Driscoll also touched on what seemed to be an elephant in the room that factored into a number of speeches – a fluid national economic picture, including federal changes to everything from immigration to funding to research grants Massachusetts’s universities rely on.
“We're going to move our state forward, we are going to be disciplined for the things that are in our control - we are going to work with the federal government in any way possible. But when it comes to the Trump administration or Elon Musk doing things that harm our state, we're going to stand up and speak out,” she said to applause.
Cuts and freezes to federal funding have affected Massachusetts across sectors.
For example, the state’s one of the biggest recipients of National Institutes of Health grants (around $3.5 billion in funding awarded, according to United for Medical Research) - millions of dollars of which have been cut or called into question by the Trump administration.
Those actions are the subject of a recent court injunction involving a federal judge in Massachusetts.
Governor Maura Healey’s almost-$60 billion budget proposal also factors in around 16 billion in federal dollars, highlighted at a recent state legislature Ways and Means committee meeting.
It came up as Massachusetts Taxpayers Foundation President Doug Howgate ran through the state and region’s economic picture in general.
He noted some good news, at least when it comes to tax revenue collections. For FY25, through February, “revenue collections are exceeding last year’s pace by $2 billion,” or 8.6 percent, and are “$688 million above benchmark,” his presentation noted.

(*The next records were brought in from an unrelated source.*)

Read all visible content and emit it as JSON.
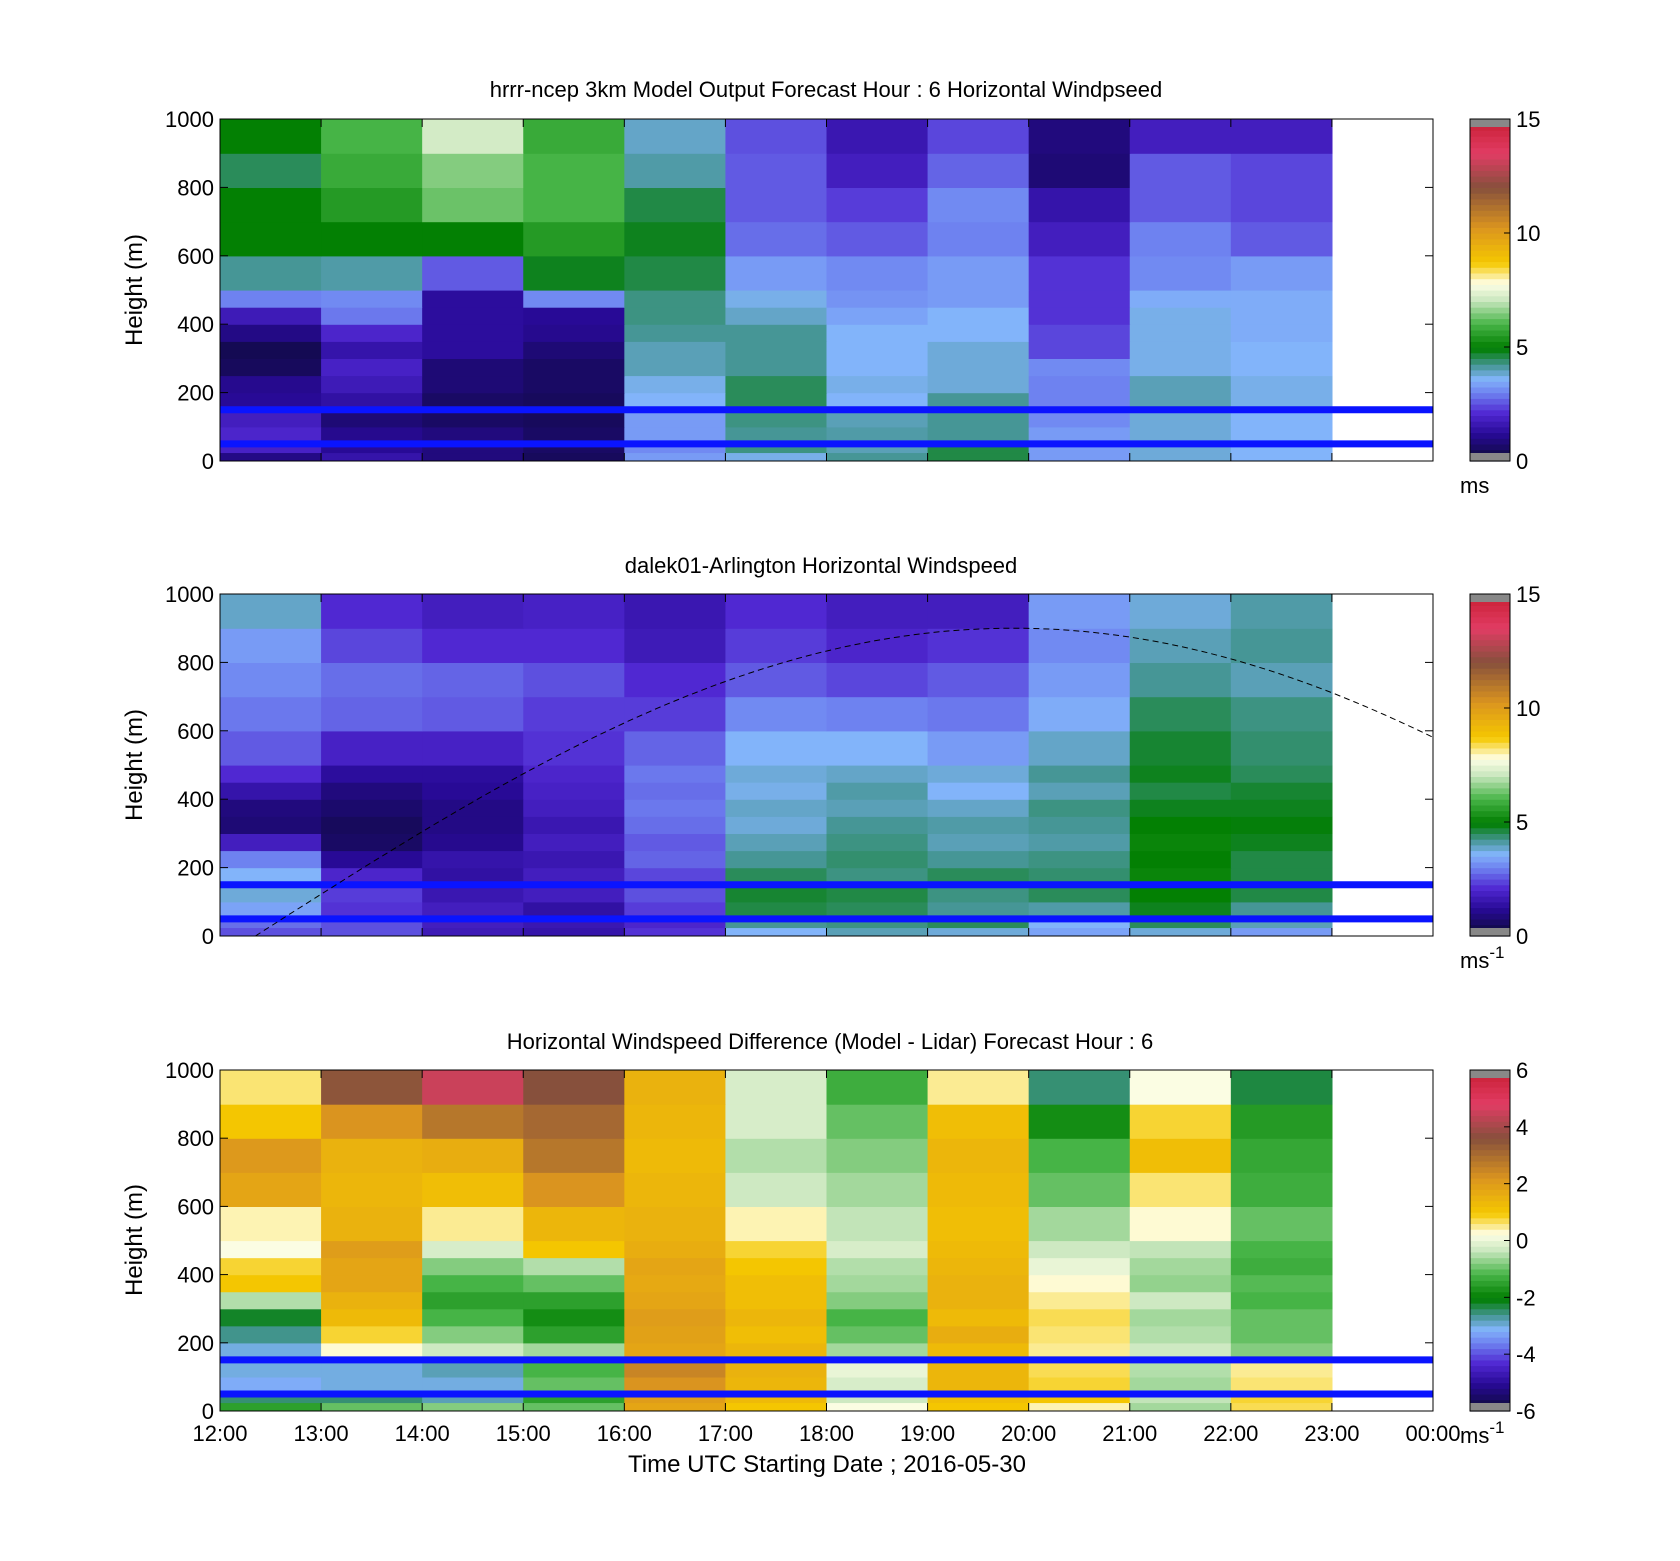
{
  "figure": {
    "xlabel": "Time UTC  Starting Date ; 2016-05-30",
    "xticks": [
      "12:00",
      "13:00",
      "14:00",
      "15:00",
      "16:00",
      "17:00",
      "18:00",
      "19:00",
      "20:00",
      "21:00",
      "22:00",
      "23:00",
      "00:00"
    ]
  },
  "chart_data": [
    {
      "type": "heatmap",
      "title": "hrrr-ncep 3km Model Output   Forecast Hour : 6 Horizontal Windpseed",
      "ylabel": "Height (m)",
      "ylim": [
        0,
        1000
      ],
      "yticks": [
        "0",
        "200",
        "400",
        "600",
        "800",
        "1000"
      ],
      "colorbar": {
        "range": [
          0,
          15
        ],
        "ticks": [
          "0",
          "5",
          "10",
          "15"
        ],
        "unit": "ms"
      },
      "reference_lines_m": [
        50,
        150
      ],
      "x_hours": [
        12,
        13,
        14,
        15,
        16,
        17,
        18,
        19,
        20,
        21,
        22
      ],
      "height_bins_m": [
        0,
        25,
        50,
        100,
        150,
        200,
        250,
        300,
        350,
        400,
        450,
        500,
        600,
        700,
        800,
        900,
        1000
      ],
      "values_ms": [
        [
          1.0,
          1.5,
          0.9,
          0.5,
          3.3,
          3.7,
          4.2,
          4.6,
          3.3,
          3.8,
          3.6
        ],
        [
          1.9,
          1.2,
          0.9,
          0.6,
          3.1,
          4.3,
          4.0,
          4.6,
          3.3,
          3.8,
          3.6
        ],
        [
          2.0,
          1.1,
          0.9,
          0.6,
          3.3,
          4.2,
          4.1,
          4.2,
          3.3,
          3.8,
          3.6
        ],
        [
          1.8,
          0.8,
          0.6,
          0.5,
          3.3,
          4.3,
          4.0,
          4.2,
          3.1,
          3.8,
          3.6
        ],
        [
          1.2,
          1.4,
          0.6,
          0.5,
          3.6,
          4.5,
          3.6,
          4.2,
          3.0,
          4.0,
          3.7
        ],
        [
          1.1,
          1.7,
          0.8,
          0.6,
          3.7,
          4.5,
          3.7,
          3.8,
          3.0,
          4.0,
          3.7
        ],
        [
          0.5,
          1.9,
          0.8,
          0.6,
          4.0,
          4.2,
          3.6,
          3.8,
          3.1,
          3.7,
          3.6
        ],
        [
          0.4,
          1.5,
          1.3,
          0.8,
          4.0,
          4.2,
          3.6,
          3.8,
          2.4,
          3.7,
          3.6
        ],
        [
          1.0,
          2.0,
          1.3,
          1.1,
          4.2,
          4.2,
          3.6,
          3.6,
          2.4,
          3.7,
          3.5
        ],
        [
          1.7,
          2.9,
          1.3,
          1.2,
          4.3,
          3.9,
          3.4,
          3.6,
          2.2,
          3.7,
          3.5
        ],
        [
          3.0,
          3.1,
          1.3,
          3.1,
          4.3,
          3.7,
          3.2,
          3.3,
          2.2,
          3.5,
          3.5
        ],
        [
          4.2,
          4.1,
          2.6,
          4.8,
          4.6,
          3.3,
          3.1,
          3.3,
          2.2,
          3.1,
          3.3
        ],
        [
          5.0,
          5.0,
          5.0,
          5.5,
          4.8,
          2.8,
          2.6,
          3.0,
          1.8,
          3.0,
          2.6
        ],
        [
          5.0,
          5.5,
          6.3,
          6.0,
          4.6,
          2.6,
          2.3,
          3.1,
          1.5,
          2.6,
          2.4
        ],
        [
          4.5,
          5.8,
          6.5,
          6.0,
          4.1,
          2.6,
          1.8,
          2.7,
          0.8,
          2.6,
          2.4
        ],
        [
          5.0,
          6.0,
          7.2,
          5.8,
          3.9,
          2.5,
          1.6,
          2.4,
          0.9,
          1.8,
          1.8
        ]
      ]
    },
    {
      "type": "heatmap",
      "title": "dalek01-Arlington  Horizontal Windspeed",
      "ylabel": "Height (m)",
      "ylim": [
        0,
        1000
      ],
      "yticks": [
        "0",
        "200",
        "400",
        "600",
        "800",
        "1000"
      ],
      "colorbar": {
        "range": [
          0,
          15
        ],
        "ticks": [
          "0",
          "5",
          "10",
          "15"
        ],
        "unit": "ms-1"
      },
      "reference_lines_m": [
        50,
        150
      ],
      "x_hours": [
        12,
        13,
        14,
        15,
        16,
        17,
        18,
        19,
        20,
        21,
        22
      ],
      "height_bins_m": [
        0,
        25,
        50,
        100,
        150,
        200,
        250,
        300,
        350,
        400,
        450,
        500,
        600,
        700,
        800,
        900,
        1000
      ],
      "values_ms": [
        [
          2.5,
          2.5,
          1.7,
          1.5,
          2.2,
          3.6,
          4.0,
          3.8,
          3.4,
          3.8,
          3.3
        ],
        [
          2.8,
          2.5,
          1.8,
          1.6,
          2.0,
          4.2,
          4.3,
          4.5,
          3.6,
          4.5,
          4.0
        ],
        [
          3.4,
          2.2,
          1.8,
          1.4,
          2.3,
          4.6,
          4.5,
          4.2,
          4.1,
          4.8,
          4.2
        ],
        [
          3.8,
          2.3,
          1.6,
          1.8,
          2.5,
          4.7,
          4.6,
          4.3,
          4.5,
          5.0,
          4.6
        ],
        [
          3.6,
          2.0,
          1.4,
          1.8,
          2.4,
          4.5,
          4.3,
          4.5,
          4.4,
          5.1,
          4.6
        ],
        [
          3.0,
          1.2,
          1.5,
          1.6,
          2.7,
          4.2,
          4.4,
          4.2,
          4.3,
          5.0,
          4.6
        ],
        [
          1.8,
          0.6,
          1.1,
          1.8,
          2.6,
          4.0,
          4.3,
          4.0,
          4.1,
          5.1,
          4.8
        ],
        [
          0.8,
          0.5,
          1.0,
          1.6,
          2.8,
          3.8,
          4.2,
          4.1,
          4.2,
          5.0,
          4.9
        ],
        [
          0.9,
          0.7,
          1.0,
          1.8,
          2.9,
          3.9,
          4.0,
          3.9,
          4.3,
          4.8,
          4.8
        ],
        [
          1.5,
          0.9,
          1.2,
          1.9,
          2.8,
          3.7,
          4.1,
          3.6,
          4.0,
          4.6,
          4.7
        ],
        [
          2.1,
          1.3,
          1.3,
          2.0,
          2.9,
          3.8,
          3.9,
          3.8,
          4.2,
          4.8,
          4.5
        ],
        [
          2.6,
          1.9,
          1.9,
          2.2,
          2.7,
          3.6,
          3.6,
          3.3,
          3.9,
          4.7,
          4.4
        ],
        [
          2.9,
          2.7,
          2.6,
          2.3,
          2.3,
          3.1,
          3.0,
          2.9,
          3.5,
          4.5,
          4.3
        ],
        [
          3.1,
          2.8,
          2.7,
          2.5,
          2.1,
          2.6,
          2.4,
          2.6,
          3.3,
          4.2,
          4.0
        ],
        [
          3.3,
          2.4,
          2.1,
          2.1,
          1.7,
          2.3,
          2.0,
          2.2,
          3.1,
          4.0,
          4.2
        ],
        [
          3.9,
          2.1,
          1.8,
          1.9,
          1.6,
          2.1,
          1.8,
          1.8,
          3.3,
          3.8,
          4.1
        ]
      ]
    },
    {
      "type": "heatmap",
      "title": "Horizontal Windspeed Difference (Model - Lidar) Forecast Hour : 6",
      "ylabel": "Height (m)",
      "ylim": [
        0,
        1000
      ],
      "yticks": [
        "0",
        "200",
        "400",
        "600",
        "800",
        "1000"
      ],
      "colorbar": {
        "range": [
          -6,
          6
        ],
        "ticks": [
          "-6",
          "-4",
          "-2",
          "0",
          "2",
          "4",
          "6"
        ],
        "unit": "ms-1"
      },
      "reference_lines_m": [
        50,
        150
      ],
      "x_hours": [
        12,
        13,
        14,
        15,
        16,
        17,
        18,
        19,
        20,
        21,
        22
      ],
      "height_bins_m": [
        0,
        25,
        50,
        100,
        150,
        200,
        250,
        300,
        350,
        400,
        450,
        500,
        600,
        700,
        800,
        900,
        1000
      ],
      "values_ms": [
        [
          -1.5,
          -1.0,
          -0.8,
          -1.0,
          1.8,
          1.0,
          0.2,
          1.0,
          0.4,
          -0.6,
          0.7
        ],
        [
          -2.5,
          -2.5,
          -2.8,
          -1.5,
          2.0,
          1.3,
          -0.3,
          1.2,
          1.0,
          -0.4,
          0.8
        ],
        [
          -3.2,
          -3.0,
          -3.0,
          -1.0,
          2.2,
          1.4,
          -0.2,
          1.4,
          0.8,
          -0.6,
          0.6
        ],
        [
          -3.0,
          -3.0,
          -2.8,
          -1.2,
          2.5,
          1.5,
          0.0,
          1.4,
          0.7,
          -0.5,
          0.5
        ],
        [
          -3.0,
          0.3,
          -0.3,
          -0.6,
          1.8,
          1.4,
          -0.6,
          1.3,
          0.5,
          -0.3,
          -0.8
        ],
        [
          -2.6,
          0.8,
          -0.8,
          -1.5,
          1.9,
          1.2,
          -1.0,
          1.6,
          0.6,
          -0.5,
          -1.0
        ],
        [
          -2.2,
          1.3,
          -1.2,
          -1.8,
          2.0,
          1.4,
          -1.2,
          1.3,
          0.7,
          -0.6,
          -1.0
        ],
        [
          -0.5,
          1.5,
          -1.5,
          -1.5,
          1.8,
          1.2,
          -0.8,
          1.5,
          0.5,
          -0.3,
          -1.2
        ],
        [
          1.0,
          1.8,
          -1.2,
          -1.0,
          1.7,
          1.2,
          -0.6,
          1.5,
          0.3,
          -0.7,
          -1.1
        ],
        [
          0.8,
          1.8,
          -0.8,
          -0.5,
          1.8,
          1.0,
          -0.5,
          1.4,
          0.0,
          -0.6,
          -1.3
        ],
        [
          0.2,
          2.0,
          -0.2,
          1.0,
          1.6,
          0.8,
          -0.2,
          1.3,
          -0.3,
          -0.4,
          -1.2
        ],
        [
          0.4,
          1.5,
          0.5,
          1.4,
          1.5,
          0.4,
          -0.4,
          1.2,
          -0.6,
          0.3,
          -1.0
        ],
        [
          1.8,
          1.4,
          1.2,
          2.2,
          1.4,
          -0.3,
          -0.6,
          1.3,
          -1.0,
          0.6,
          -1.3
        ],
        [
          2.1,
          1.5,
          1.6,
          2.8,
          1.3,
          -0.5,
          -0.8,
          1.4,
          -1.2,
          1.2,
          -1.4
        ],
        [
          1.0,
          2.2,
          2.8,
          3.1,
          1.4,
          -0.2,
          -1.0,
          1.2,
          -1.8,
          0.8,
          -1.6
        ],
        [
          0.6,
          3.5,
          4.5,
          3.6,
          1.5,
          -0.2,
          -1.3,
          0.5,
          -2.5,
          0.2,
          -2.3
        ]
      ]
    }
  ]
}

But, when it comes to figuring out the budget, lawmakers still face significant challenges, especially amid spending increases and the state still relying on billions of dollars coming in from federal reimbursements for MassHealth, the state’s Medicaid program.
“There's a fundamental challenge - the fundamental challenge is that spending is slated to grow by about $3-$4 billion over the budget that was signed into law last July, and tax revenue assumptions, once you account for money that goes to our pension fund and goes to building schools and other things - there's about $150 million in net new tax revenue to cover those costs, so how do you make up that gap? How do you make up that difference?” He said, referencing Healey’s FY26 budget proposal. “That's really the challenge we see in this year's budget and guess where a lot of it comes right now? A lot of it comes from federal reimbursements for our state's Medicaid program, MassHealth - it just shows you the critical nature of that state/federal partnership that there's so many questions about right now.”

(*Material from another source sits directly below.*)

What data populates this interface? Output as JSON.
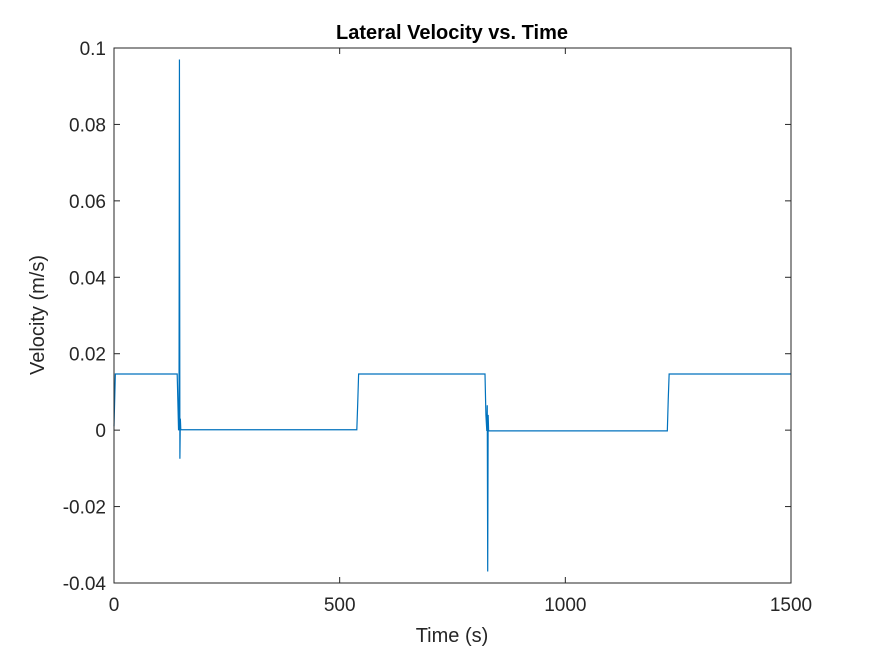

Medicaid funding in general appears to be in a precarious situation. The U.S. House passed a budget resolution/framework that, in order to fund $4.5 trillion in tax cuts, could translate to deep federal spending cuts, including as much as $880 billion being cut from Medicaid over the next decade, the Associated Press reports.
The potential cuts were touched on by Congressman Richard Neal of the 1st District. Noting that 1.6 million people in Massachusetts rely on MassHealth, he added that local hospital systems, some of the biggest employers in the region, rely heavily on Medicaid and Medicare dollars.

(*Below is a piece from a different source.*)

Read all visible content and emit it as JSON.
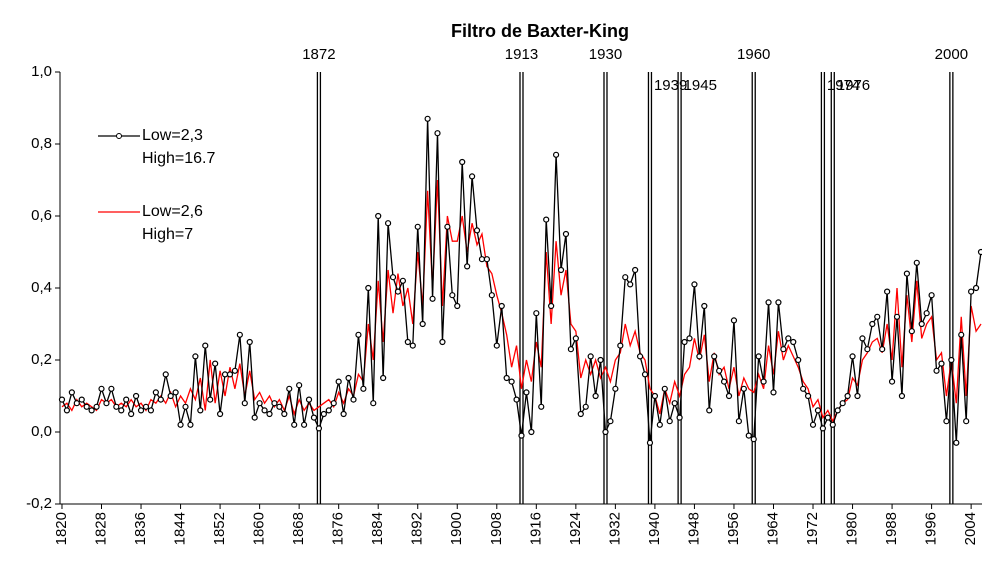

“More than half their revenue comes from Medicare, another 15, or in the case of one, 25 percent, comes from Medicaid. Where would Holyoke hospital be without Medicare and Medicaid? How about Pittsfield or North Adams? How about Harrington Hospital in Southbridge, Mass.? This is not an esoteric argument,” the congressman said. “This is about healthcare, but you know what else? No surprise - these are amongst our biggest employers. Just about everywhere you live now, across this country, the hospital is the biggest employer, and it's important to remember that we don't have the same private pay base here in Western Massachusetts and Central Massachusetts that they have in Boston, which, oftentimes, can make the difference. The impact that these proposed cuts would be devastating for our area. 300,000 residents in the 1st district received their health care through Medicaid.”
Other speakers Friday included ABC News Washington Bureau Chief, Rick Klein.